Critique « La Belle et la Meute » de Kaouther Ben Hania : une plongée saisissante au cœur d’un viol

Critique « La Belle et la Meute » de Kaouther Ben Hania : une plongée saisissante au cœur d’un viol

Critique « La Belle et la Meute » de Kaouther Ben Hania : une plongée saisissante au cœur d’un viol

Réalisation

Scénario

Casting

Summary:
Œuvre choc sur le parcours judiciaire d'une victime d'agression sexuelle en Tunisie.

97%

Excellent

Après Le Challat de Tunis, la réalisatrice Kaouther Ben Hania reprend sa caméra pour s’intéresser à ce qui se passe après l’agression sexuelle d’une jeune femme en Tunisie. Implacable, percutant et féministe, La Belle et la Meute est un voyage cauchemardesque dans les pas de cette fille, à la quête freinée par la société.

 

Une plongée haletante dans les affres de l’après-viol

S’il y a un film qui réussit avec brio son pari, c’est bien Le Belle et la Meute de Kaouther Ben Hania. Présenté à la sélection « Un certain regard » lors du festival de Cannes dernier, le long-métrage marque par son ton haletant et son récit sans concessions et sans fard sur la société tunisienne. Le synopsis ? Mariam a la vingtaine éclatante. Jeune, belle, libre, elle vit dans une résidence pour étudiants à Tunis. Lors d’une soirée étudiante, elle rencontre Youssef. Quelques heures après, elle erre dans la rue, paniquée. Tout au long du film, elle va devoir se battre pour que soient reconnus ses droits et sa dignité, dans un système où la justice penche indéniablement en faveur des bourreaux.

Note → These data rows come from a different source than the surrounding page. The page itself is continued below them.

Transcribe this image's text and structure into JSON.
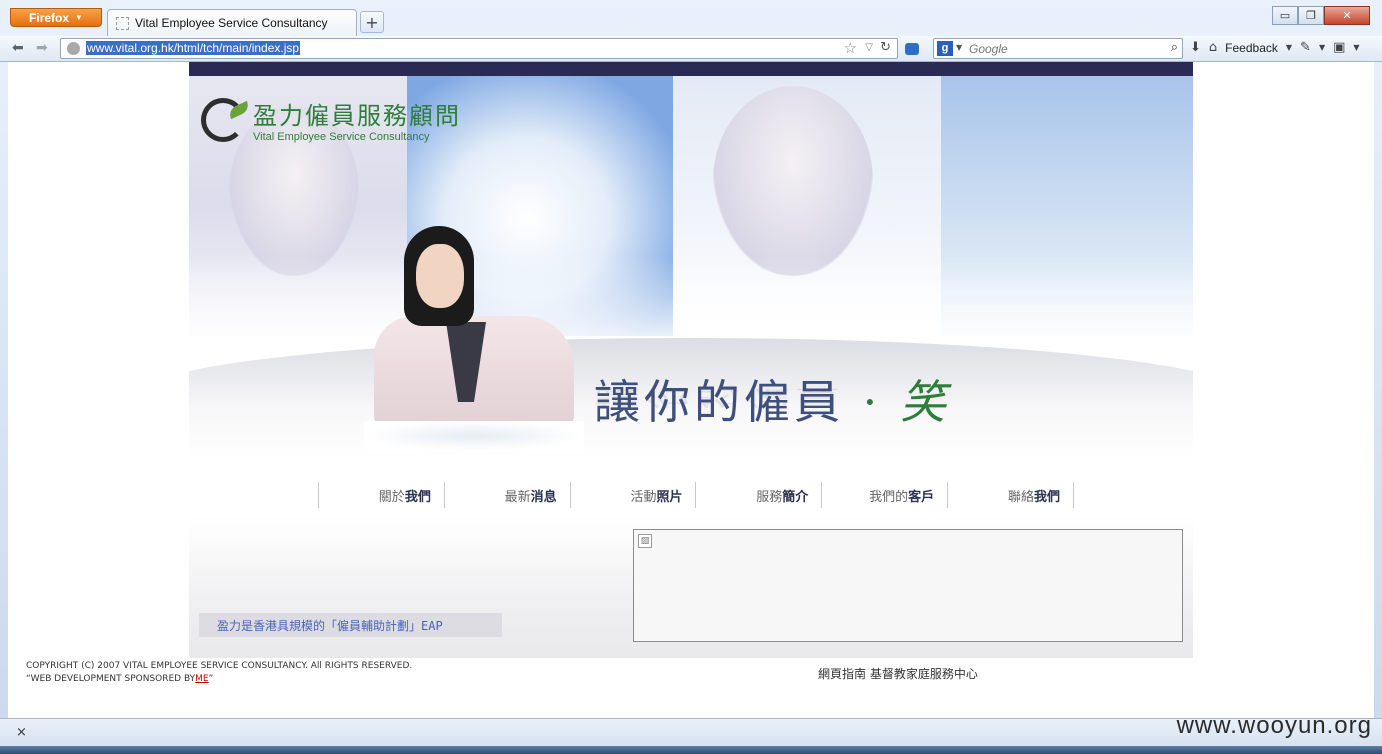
{
  "browser": {
    "firefox_button": "Firefox",
    "tab_title": "Vital Employee Service Consultancy",
    "new_tab": "+",
    "url": "www.vital.org.hk/html/tch/main/index.jsp",
    "search_placeholder": "Google",
    "feedback_label": "Feedback",
    "window_controls": {
      "minimize": "▭",
      "restore": "❐",
      "close": "✕"
    }
  },
  "site": {
    "logo_cn": "盈力僱員服務顧問",
    "logo_en": "Vital Employee Service Consultancy",
    "slogan_main": "讓你的僱員",
    "slogan_dot": "·",
    "slogan_smile": "笑",
    "menu": [
      {
        "plain": "關於",
        "bold": "我們"
      },
      {
        "plain": "最新",
        "bold": "消息"
      },
      {
        "plain": "活動",
        "bold": "照片"
      },
      {
        "plain": "服務",
        "bold": "簡介"
      },
      {
        "plain": "我們的",
        "bold": "客戶"
      },
      {
        "plain": "聯絡",
        "bold": "我們"
      }
    ],
    "eap_text": "盈力是香港具規模的「僱員輔助計劃」EAP",
    "copyright_line1": "COPYRIGHT (C) 2007 VITAL EMPLOYEE SERVICE CONSULTANCY. All RIGHTS RESERVED.",
    "copyright_line2_prefix": "“WEB DEVELOPMENT SPONSORED BY",
    "copyright_line2_link": "ME",
    "copyright_line2_suffix": "”",
    "footer_links": "網頁指南  基督教家庭服務中心"
  },
  "statusbar": {
    "close_find": "×",
    "watermark": "www.wooyun.org"
  },
  "colors": {
    "accent_green": "#2f7d3a",
    "slogan_blue": "#3f4f7b",
    "top_strip": "#2b2a55"
  }
}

S’intéressant à ce qui suit l’agression de Mariam, plus qu’à l’acte de viol en lui-même, le film flirte allègrement avec le documentaire. Inspiré d’une histoire vraie (adaptation du livre Coupable d’avoir été violée, de Meriem Ben Mohamed), le long-métrage se dote ici d’une tension et d’une justesse sans cesse renouvelées. La protagoniste, Mariam Al Ferjani, est bluffante de justesse et de rage. Le reste du casting – Ghanem Zrelli, Noomane Hamda, Mohamed Akkari, Chedly Arfaoui, et Anissa Daoud entre autres – est tout aussi convaincant. Le résultat : un film coup de poing, sur une thématique complexe et souvent taboue. La Belle et la Meute, qui retrace cette quête nocturne désespérée et éreintante emmène le spectateur pantois dans la difficulté pour une femme agressée de porter (encore) plainte dans certains pays.

 

Une thriller féministe au goût d’épouvante

Kaouther Ben Hania (également au scénario et aux dialogues), signe une réalisation efficace et prenante. L’utilisation régulière du plan-séquence confère à l’œuvre un sentiment de réalité et de vie. Le ton, haletant et anxiogène, flirte par moments avec l’atmosphère du film d’horreur. La photographie y joue également un rôle. Couleurs froides, néons de soirée, scènes de nuit et éclairages artificiels apportent à l’œuvre un sentiment d’irréel contrastant avec la quête pour la vérité entreprise par Mariam. L’absurdité et l’injustice du système dépeintes dans l’œuvre sont mises en exergue par ces incursions dans cette sorte d’onirisme d’épouvante. Le film, se voulant thriller féministe percutant et critique exacerbée des travers de la société tunisienne, offre un écho généralisé au traitement des victimes d’agressions sexuelles, particulièrement culpabilisant dans certains pays du globe, dans lesquels parler et porter plainte est encore une lutte. 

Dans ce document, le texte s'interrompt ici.